La Dolce Viva is a nonfiction novel written by Barbara L. Goldsmith, first published in 1968 in  New York Magazine, about a destroyed one-named actress, Viva, who is drugged out and couldn't pay her phone bill.

Barbara Goldsmith is an American author, journalist, and philanthropist. Her La Dolce Viva made known the sadder side of Andy Warhol’s entourage through Viva, a high on drugs “superstar.”

Summary
La Dolce Viva is an interview story with "superstar" Viva, who is one of the many actresses in Andy Warhol's movies.  Viva was headlined as 'The Last of Andy Warhol's "superstars", as Warhol would film them and declare them "superstars". Along with being an actress, Viva is a model who influences the fashion trends of the time. 

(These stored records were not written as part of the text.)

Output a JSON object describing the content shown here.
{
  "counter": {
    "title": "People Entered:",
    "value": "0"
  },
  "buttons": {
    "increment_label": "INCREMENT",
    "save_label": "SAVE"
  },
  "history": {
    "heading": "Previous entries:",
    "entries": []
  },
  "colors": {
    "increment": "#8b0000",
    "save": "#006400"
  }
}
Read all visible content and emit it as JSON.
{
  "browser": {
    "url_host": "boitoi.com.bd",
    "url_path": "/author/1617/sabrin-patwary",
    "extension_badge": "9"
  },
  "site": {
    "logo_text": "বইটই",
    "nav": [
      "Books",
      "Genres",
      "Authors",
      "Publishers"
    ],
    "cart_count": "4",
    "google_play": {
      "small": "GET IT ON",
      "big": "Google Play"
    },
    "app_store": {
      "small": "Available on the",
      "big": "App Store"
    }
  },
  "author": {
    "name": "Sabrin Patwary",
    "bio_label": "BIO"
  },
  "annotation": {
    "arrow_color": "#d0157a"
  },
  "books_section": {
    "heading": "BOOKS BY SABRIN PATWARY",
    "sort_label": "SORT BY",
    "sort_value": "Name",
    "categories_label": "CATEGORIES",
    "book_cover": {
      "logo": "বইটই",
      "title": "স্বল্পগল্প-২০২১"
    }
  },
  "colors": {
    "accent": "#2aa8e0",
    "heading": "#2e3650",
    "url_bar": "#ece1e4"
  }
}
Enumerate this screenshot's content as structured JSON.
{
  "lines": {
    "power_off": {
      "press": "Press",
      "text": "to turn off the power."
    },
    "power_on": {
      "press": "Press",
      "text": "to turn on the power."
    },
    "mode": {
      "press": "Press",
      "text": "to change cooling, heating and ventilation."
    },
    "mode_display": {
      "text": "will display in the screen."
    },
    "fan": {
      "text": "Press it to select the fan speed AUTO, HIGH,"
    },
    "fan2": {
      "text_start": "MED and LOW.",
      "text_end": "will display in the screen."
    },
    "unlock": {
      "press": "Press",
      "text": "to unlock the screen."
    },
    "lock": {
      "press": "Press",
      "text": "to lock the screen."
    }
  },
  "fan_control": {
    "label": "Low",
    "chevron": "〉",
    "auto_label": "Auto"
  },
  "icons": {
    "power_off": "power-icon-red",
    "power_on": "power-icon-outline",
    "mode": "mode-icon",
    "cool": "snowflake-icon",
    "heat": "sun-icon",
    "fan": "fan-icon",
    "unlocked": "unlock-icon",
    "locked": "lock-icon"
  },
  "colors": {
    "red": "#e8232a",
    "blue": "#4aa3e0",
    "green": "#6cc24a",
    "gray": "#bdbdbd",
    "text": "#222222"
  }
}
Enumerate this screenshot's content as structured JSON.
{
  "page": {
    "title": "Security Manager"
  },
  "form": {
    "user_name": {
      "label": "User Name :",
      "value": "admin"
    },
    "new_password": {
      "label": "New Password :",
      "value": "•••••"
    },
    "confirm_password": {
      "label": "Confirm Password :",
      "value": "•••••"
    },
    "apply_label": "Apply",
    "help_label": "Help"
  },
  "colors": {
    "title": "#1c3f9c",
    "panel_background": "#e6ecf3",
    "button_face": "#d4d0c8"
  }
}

Being in Warhol's inner circle made Viva a good choice for this interview.  Viva grew up in a very Catholic home surrounded by figures of the Virgin Mary, Bibles,  and pictures of First Communion.  At home, religious values were imposed upon Viva from her family.  Viva lived with the nuns until she was twenty years old.  Once Viva turned twenty, she left the religious ways of her family and the Catholic Church and she started to explore what is now her derogatory lifestyle of sleeping around with multiple partners. The book details Viva's experience with sex, drug, and love in Warhol's factory. Along with sleeping with a different guy almost every night, Viva also was turned on to drugs by Timothy Leary. Viva started  doing drugs out of curiosity but quickly became addicted and could not stop.  The environment of Andy Warhol and his inner circle did not help her addiction to these drugs due to the fact that everyone else was using them as well.  Once Viva became tired of drugs and sex, she decided to return home to her parents and asked to be put into a mental institution.  Once viva say the institution, she became scared and begged her mother to take her home.  When Viva returned home, she realized that she missed the lifestyle that she had with Warhol and decided to go back to New York with her sister.  Viva started out back in New York with her sister but that quickly ended when she realized her dependency upon Warhol and she decided to leave her sister and move back into Warhol's inner circle.  Her promiscuous ways and drug use led Viva to become very dependent upon men.  Even though in the interview Viva tries to portray herself as an independent woman, she greatly depends on Andy Warhol to not only help pay her rent and electricity bill but to help her keep up with her lifestyle of drug use and fitting in with the crowd.  Having to have Andy Warhol pay for everything Viva needed clearly shows just how dependent she was on someone else.

Tone
In La Dolce Viva the tone is honest, shocking to some, and nonchalant. Her lifestyle, especially her promiscuity, was not accepted in this period in time. Throughout Goldsmith's representation of tone and mood, it is somewhat negative as they scrimmage through her apartment junk, talk about her rough life, and the need for sex and drugs.

Setting
La Dolce Viva takes place mostly in Warhol's new loft studio which has been named 'The Factory', which was full of his helpers and hangers-on. Some parts of the interview took place in Viva's East 83rd Street brownstone floor-through apartment which is scattered with the mixture of clean and dirty clothes, underwear, dishes in the sink, food on the counter and stacks of old magazines and papers.  Along with Andy Warhol's apartment and Viva's apartment, La Dolce Viva also takes place in Max's Kansas City, a restaurant where the models, actresses, and Warhol were treated like celebrities.

Characterization
Viva's character is introduced to readers as an actress in Andy Warhol's movies and later, readers find out that she is a model who influences the fashion industry.  Goldsmith uses questions that lead to showing Viva's promiscuous side and her dependency on a male figure.  Viva is quoted saying "I slept with him for security reasons" during the interview and Goldsmith included this quote because it showed Viva's constant need for a man.  Her disorganization and unreliability contributed to the end of her modeling aspirations. Describing Viva's messy apartment and how the dust filled your nose as you walked in and you could hardly see through the filthy windows, helps readers see how Viva lived a cluttered and messy lifestyle.  The way that Viva presented herself during the interview with an outfit that did not match and hair that looked unwashed for days showed just how little she cared about her appearance.

Effects and Criticism
La Dolce Viva revealed the seedier side of Andy Warhol's entourage through Viva. “I had never seen anything like it,” Tom Wolfe wrote of accompanying nude photos from Diane Arbus. According to contemporary New York Times review of the book, La Dolce Viva gave an insight to Warhol's relationship to other people. But the articles appearance in the New York hurt the magazine ("The Nude Photos that Nearly Destroyed New York"), and New Yorks editor, Clay Felker, was aware of the commercial risk he ran in publishing the piece. Some reviewers of La Dolce Viva were generally hesitant to read this piece, but then read the entire work.